Gross’ fund at Janus Capital suffers net redemptions as performance trails
February marks first month of outflows since bond manager joined firm
Bill Gross’s Janus Global Unconstrained Bond Fund suffered its first month of net client redemptions last month since he joined as performance returns trailed peers.
Investors pulled $18.5 million from the fund in February, leaving it with about $1.45 billion in assets, Chicago-based research firm Morningstar Inc. estimated. The fund has declined 0.8% this year, trailing 96% of similarly managed funds, Morningstar said.
(More: Janus unconstrained fund attracts least net new money since Bill Gross took over)
The redemptions are a setback for Mr. Gross, 70, who fueled much of the fund’s growth last year as assets surged from about $13 million before he joined. Richard M. Weil, chief executive officer of Janus Capital Group Inc., said on a Jan. 22 conference call that more than $700 million of the fund’s assets came from Mr.
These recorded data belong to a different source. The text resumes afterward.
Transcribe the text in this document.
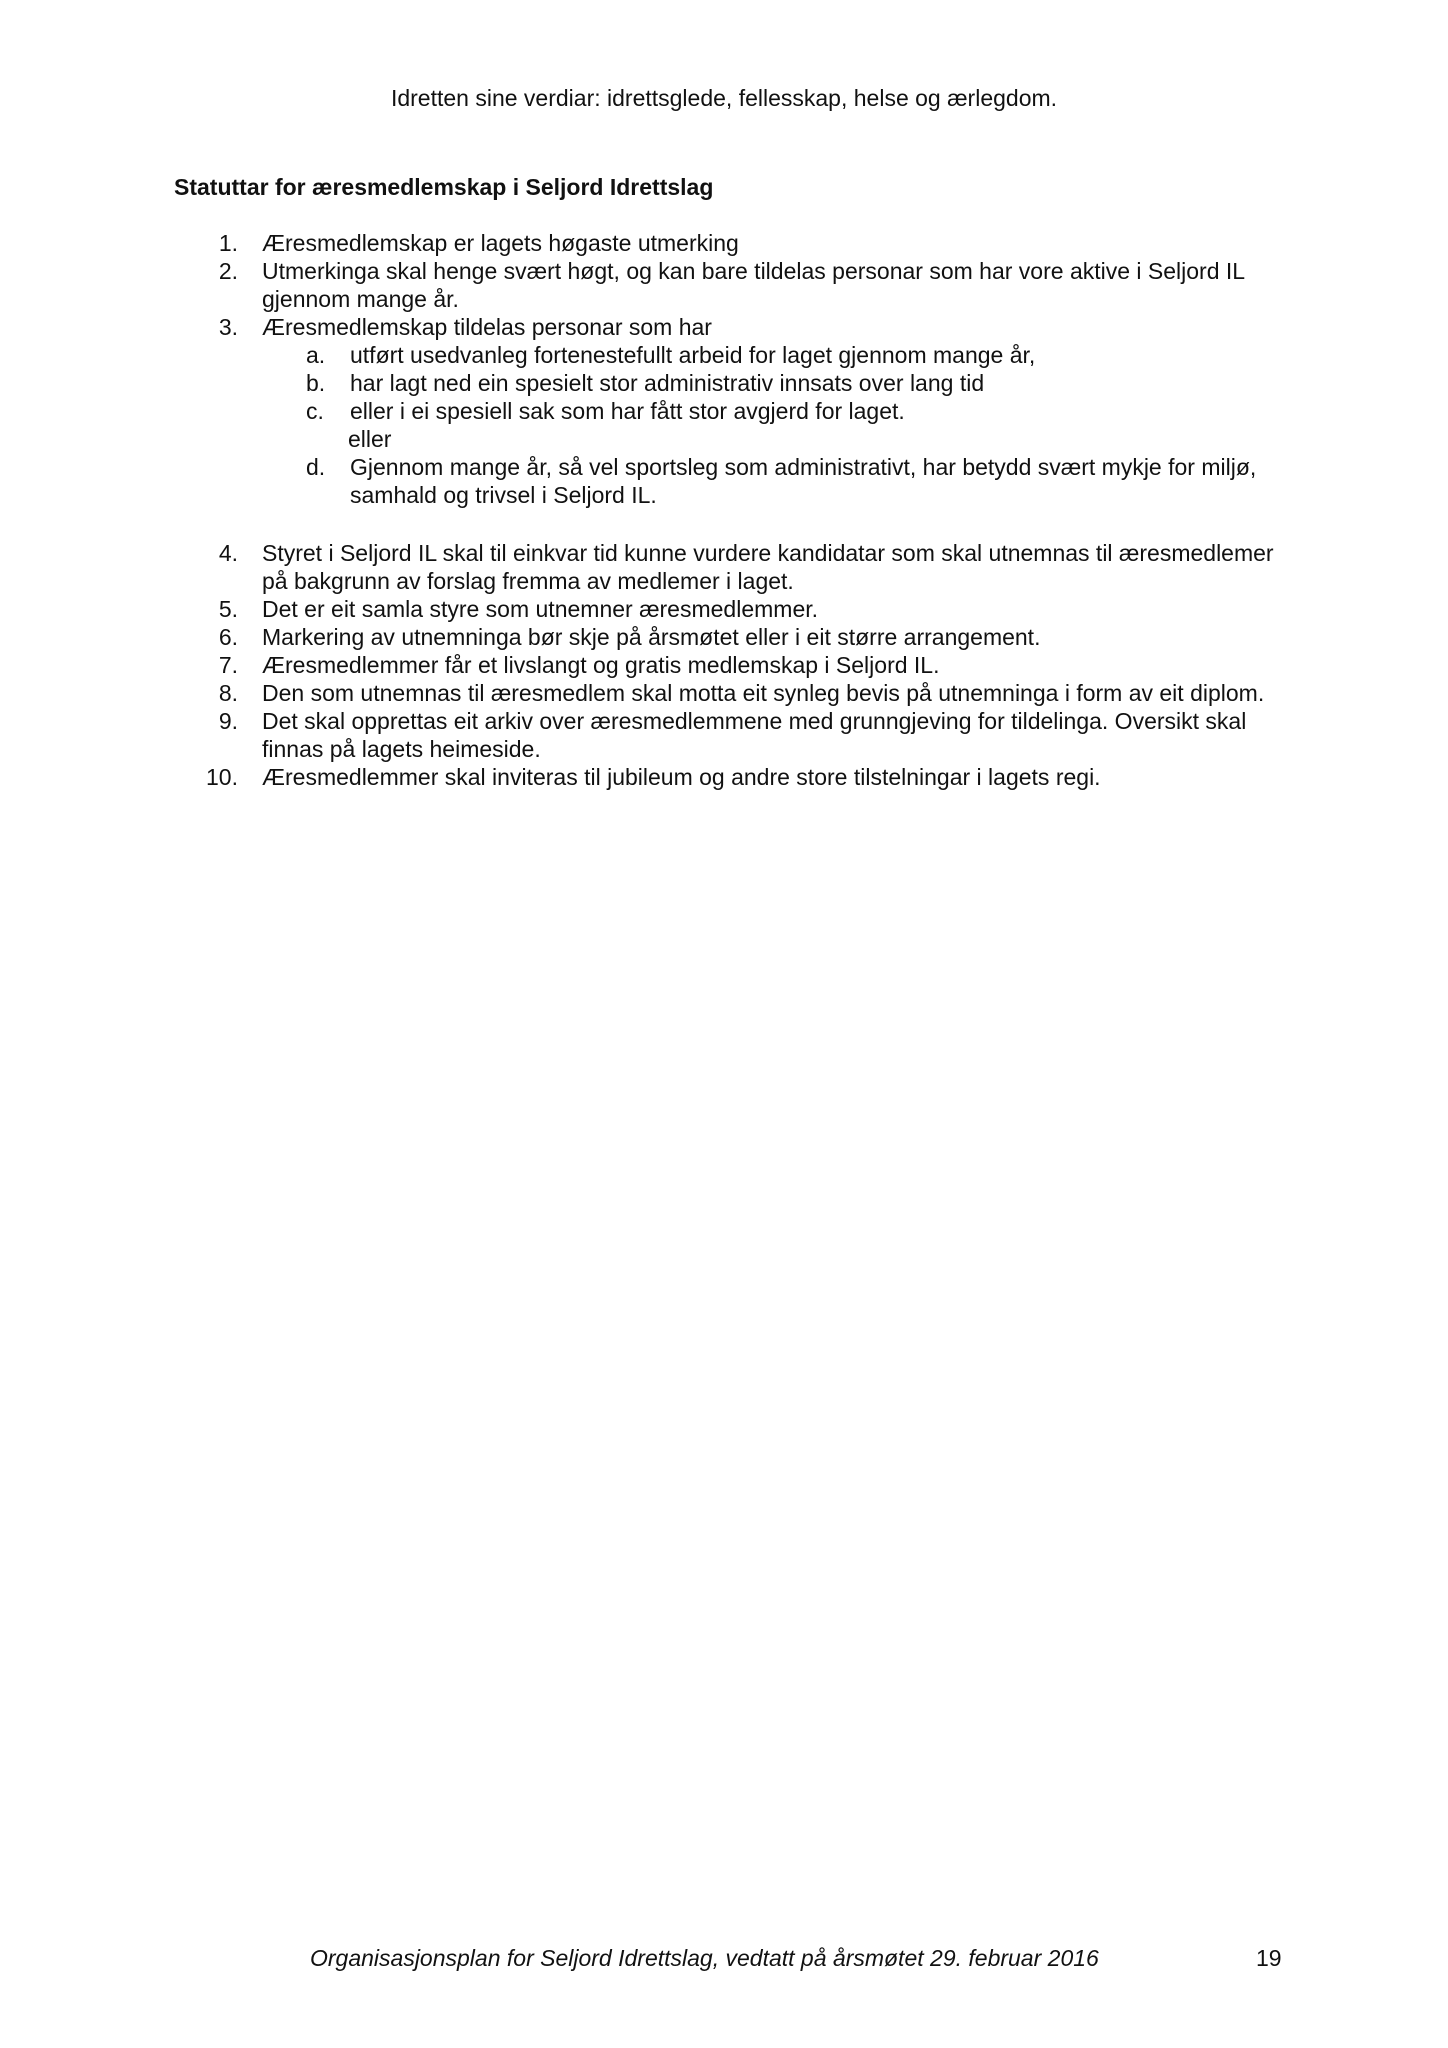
Idretten sine verdiar: idrettsglede, fellesskap, helse og ærlegdom.
Statuttar for æresmedlemskap i Seljord Idrettslag
1. Æresmedlemskap er lagets høgaste utmerking
2. Utmerkinga skal henge svært høgt, og kan bare tildelas personar som har vore aktive i Seljord IL gjennom mange år.
3. Æresmedlemskap tildelas personar som har
a.	utført usedvanleg fortenestefullt arbeid for laget gjennom mange år,
b.	har lagt ned ein spesielt stor administrativ innsats over lang tid
c.	eller i ei spesiell sak som har fått stor avgjerd for laget.
eller
d.	Gjennom mange år, så vel sportsleg som administrativt, har betydd svært mykje for miljø, samhald og trivsel i Seljord IL.
4. Styret i Seljord IL skal til einkvar tid kunne vurdere kandidatar som skal utnemnas til æresmedlemer på bakgrunn av forslag fremma av medlemer i laget.
5. Det er eit samla styre som utnemner æresmedlemmer.
6. Markering av utnemninga bør skje på årsmøtet eller i eit større arrangement.
7. Æresmedlemmer får et livslangt og gratis medlemskap i Seljord IL.
8. Den som utnemnas til æresmedlem skal motta eit synleg bevis på utnemninga i form av eit diplom.
9. Det skal opprettas eit arkiv over æresmedlemmene med grunngjeving for tildelinga. Oversikt skal finnas på lagets heimeside.
10. Æresmedlemmer skal inviteras til jubileum og andre store tilstelningar i lagets regi.
Organisasjonsplan for Seljord Idrettslag, vedtatt på årsmøtet 29. februar 2016	19
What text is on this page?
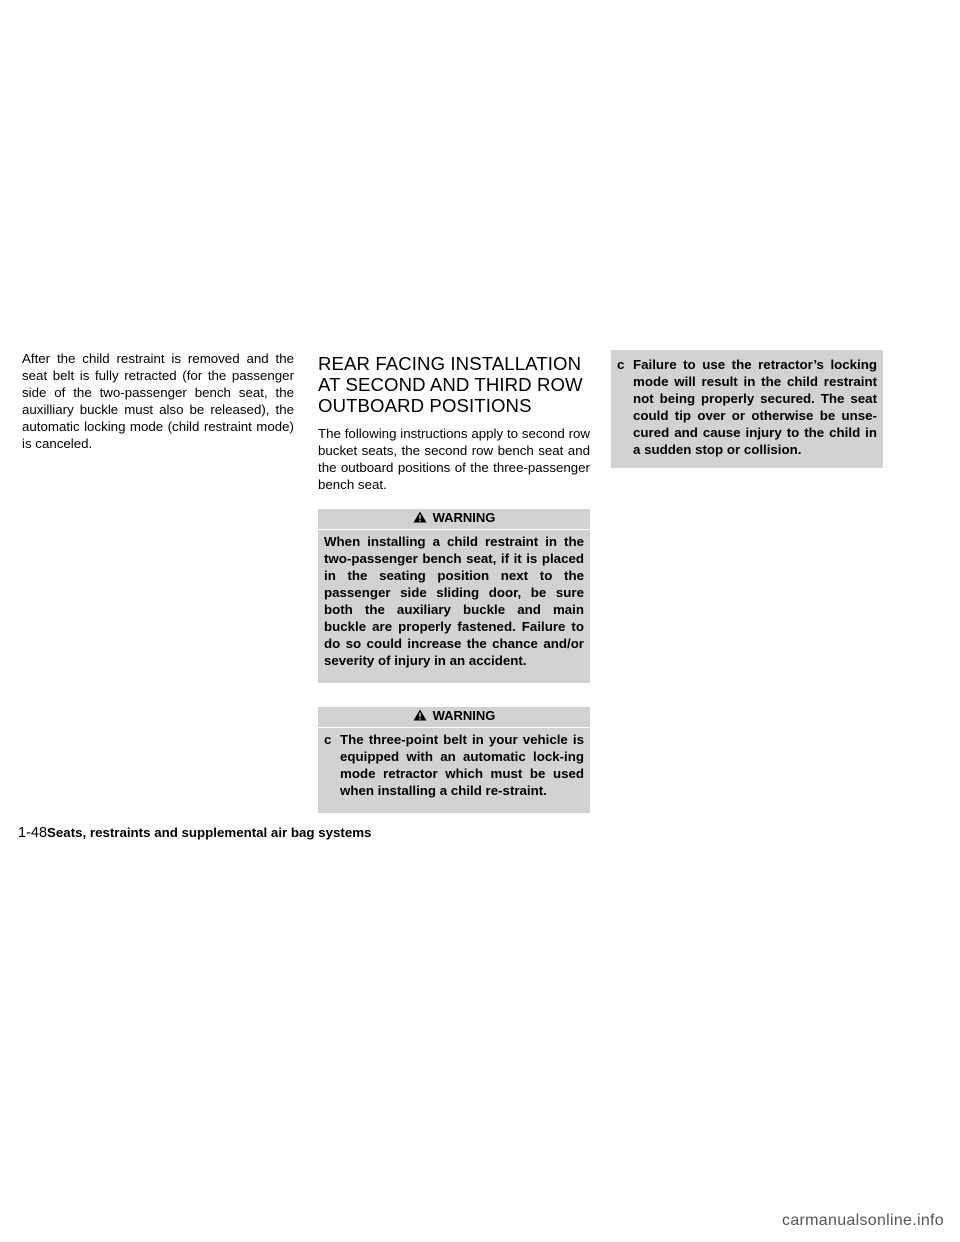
After the child restraint is removed and the seat belt is fully retracted (for the passenger side of the two-passenger bench seat, the auxilliary buckle must also be released), the automatic locking mode (child restraint mode) is canceled.

REAR FACING INSTALLATION AT SECOND AND THIRD ROW OUTBOARD POSITIONS

The following instructions apply to second row bucket seats, the second row bench seat and the outboard positions of the three-passenger bench seat.

WARNING

When installing a child restraint in the two-passenger bench seat, if it is placed in the seating position next to the passenger side sliding door, be sure both the auxiliary buckle and main buckle are properly fastened. Failure to do so could increase the chance and/or severity of injury in an accident.

WARNING
c The three-point belt in your vehicle is equipped with an automatic lock-ing mode retractor which must be used when installing a child re-straint.

c Failure to use the retractor’s locking mode will result in the child restraint not being properly secured. The seat could tip over or otherwise be unse-cured and cause injury to the child in a sudden stop or collision.

1-48Seats, restraints and supplemental air bag systems
carmanualsonline.info
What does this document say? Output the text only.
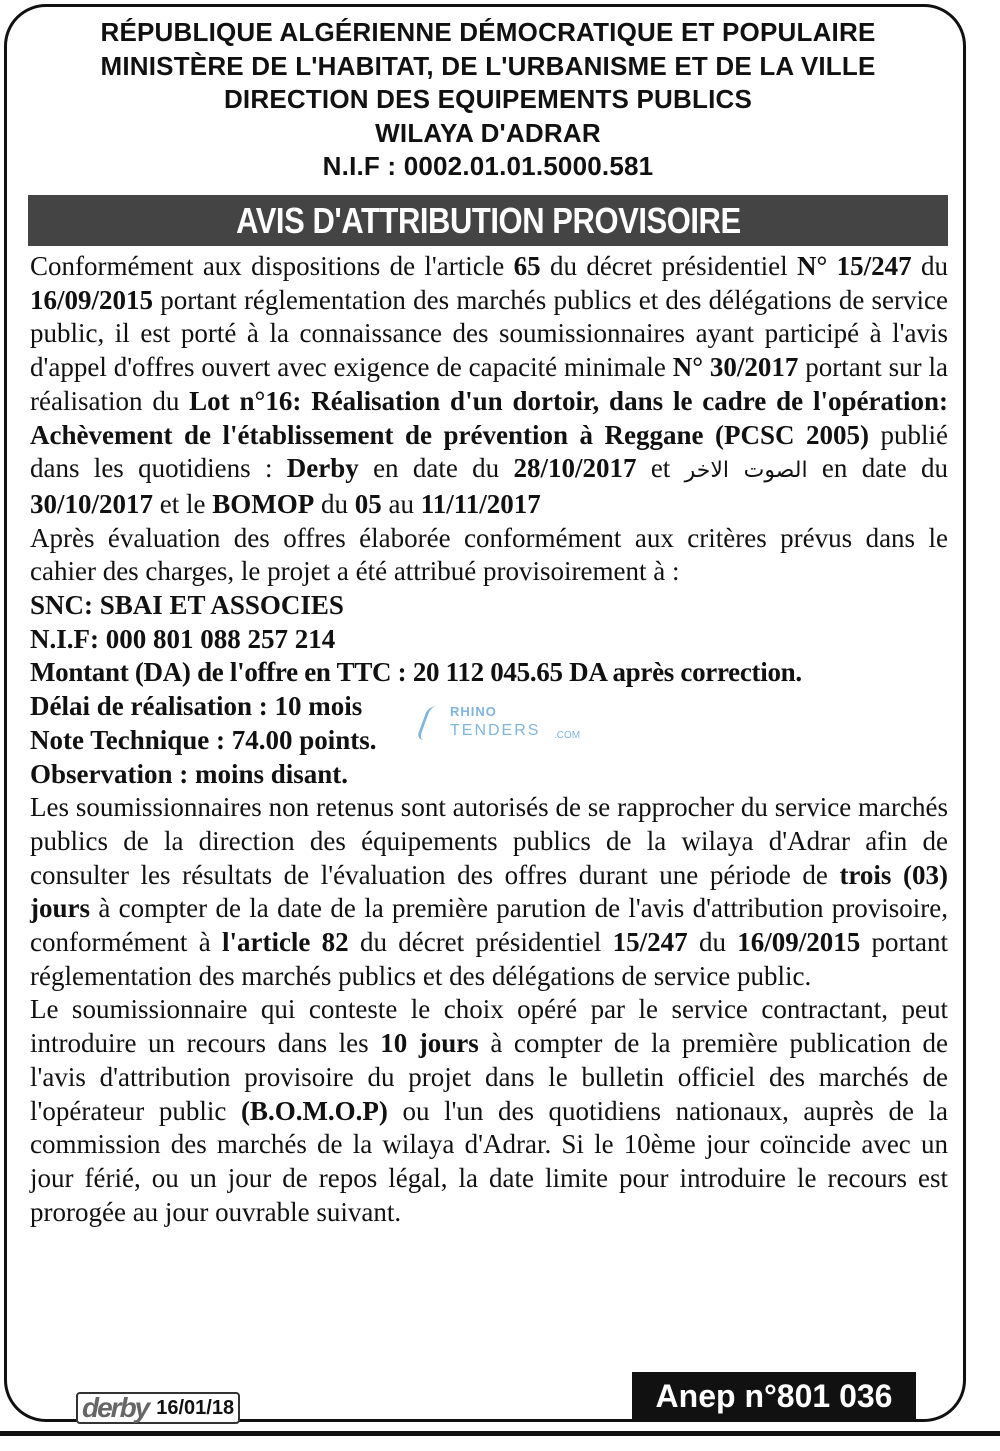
RÉPUBLIQUE ALGÉRIENNE DÉMOCRATIQUE ET POPULAIRE
MINISTÈRE DE L'HABITAT, DE L'URBANISME ET DE LA VILLE
DIRECTION DES EQUIPEMENTS PUBLICS
WILAYA D'ADRAR
N.I.F : 0002.01.01.5000.581
AVIS D'ATTRIBUTION PROVISOIRE

Conformément aux dispositions de l'article 65 du décret présidentiel N° 15/247 du 16/09/2015 portant réglementation des marchés publics et des délégations de service public, il est porté à la connaissance des soumissionnaires ayant participé à l'avis d'appel d'offres ouvert avec exigence de capacité minimale N° 30/2017 portant sur la réalisation du Lot n°16: Réalisation d'un dortoir, dans le cadre de l'opération: Achèvement de l'établissement de prévention à Reggane (PCSC 2005) publié dans les quotidiens : Derby en date du 28/10/2017 et الصوت الاخر en date du 30/10/2017 et le BOMOP du 05 au 11/11/2017

Après évaluation des offres élaborée conformément aux critères prévus dans le cahier des charges, le projet a été attribué provisoirement à :

SNC: SBAI ET ASSOCIES
N.I.F: 000 801 088 257 214
Montant (DA) de l'offre en TTC : 20 112 045.65 DA après correction.
Délai de réalisation : 10 mois
Note Technique : 74.00 points.
Observation : moins disant.

Les soumissionnaires non retenus sont autorisés de se rapprocher du service marchés publics de la direction des équipements publics de la wilaya d'Adrar afin de consulter les résultats de l'évaluation des offres durant une période de trois (03) jours à compter de la date de la première parution de l'avis d'attribution provisoire, conformément à l'article 82 du décret présidentiel 15/247 du 16/09/2015 portant réglementation des marchés publics et des délégations de service public.

Le soumissionnaire qui conteste le choix opéré par le service contractant, peut introduire un recours dans les 10 jours à compter de la première publication de l'avis d'attribution provisoire du projet dans le bulletin officiel des marchés de l'opérateur public (B.O.M.O.P) ou l'un des quotidiens nationaux, auprès de la commission des marchés de la wilaya d'Adrar. Si le 10ème jour coïncide avec un jour férié, ou un jour de repos légal, la date limite pour introduire le recours est prorogée au jour ouvrable suivant.

RHINO
TENDERS .COM
derby 16/01/18	Anep n°801 036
Gross himself.
The firm saw an 18% increase in profit last quarter as it attracted net new money for the first time in more than five years. Janus reported $2 billion in net subscriptions for the fourth quarter, mostly into bond funds.
Mr. Gross and his family held a 51.2% stake in the fund as of Dec. 31, according to a Janus filing, with a market value of about $739 million at year-end.
Mr. Gross previously ran the world’s biggest bond fund, the Pimco Total Return Fund, at Newport Beach, Calif.-based Pacific Investment Management Co., the firm he co-founded in 1971 before abruptly departing for Janus on Sept. 26.